Like any community, San Juan Island is a community of people with different cultural traditions and different religious beliefs. December is an important time. These different observances, by virtue of being near the close of a year, come at a time for reflection on all our common bonds.

Like any community, San Juan Island is a community of people with different cultural traditions and different religious beliefs. December is an important time.

These different observances, by virtue of being near the close of a year, come at a time for reflection on all our common bonds.

We mourned together this year (600 people attended the memorial service for Judge John Linde Dec. 12). We struggled to pay bills together (sales and lodging tax revenues are their lowest in five years). We raised money to help others (more than $17,000 was raised for teacher Greg Sawyer’s impending kidney transplant). We saved programs and services that enhance our quality of life (thanks to our vote for Prop. 1 and the school sports levy).

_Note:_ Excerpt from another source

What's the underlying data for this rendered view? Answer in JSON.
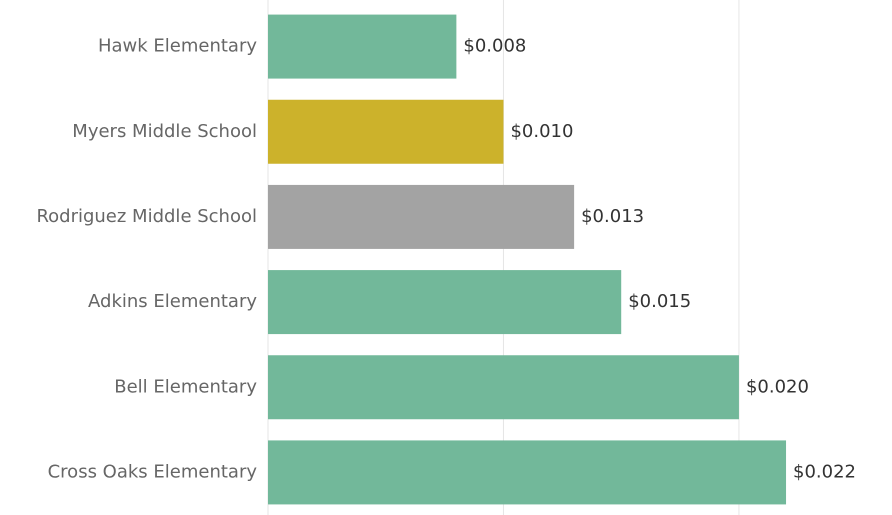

We saw need and responded (the Food Bank is serving more than 100 people each week). We saw generosity and celebrated (the late Jerry Inskeep donated $4 million to the San Juan Island Community Foundation for high school scholarships).

There are many more examples. Each one illustrates why living on an island is different. This island, as we’ve said before, is like a ship at sea. Surrounded by water, how we live affects our neighbors in an immediate way. We need each other.

As we’ve seen this year — indeed, as we see year after year — each of us matters. In this community in this northwesternmost county in the continental United States, no one is anonymous. We each have the capacity to make sure no one falls through the cracks. When times are tough, that’s how we survive.

We head into a new year together, remembering as Robert Fulghum wrote, that “no matter how old you are, when you go out into the world, it is best to hold hands and stick together.”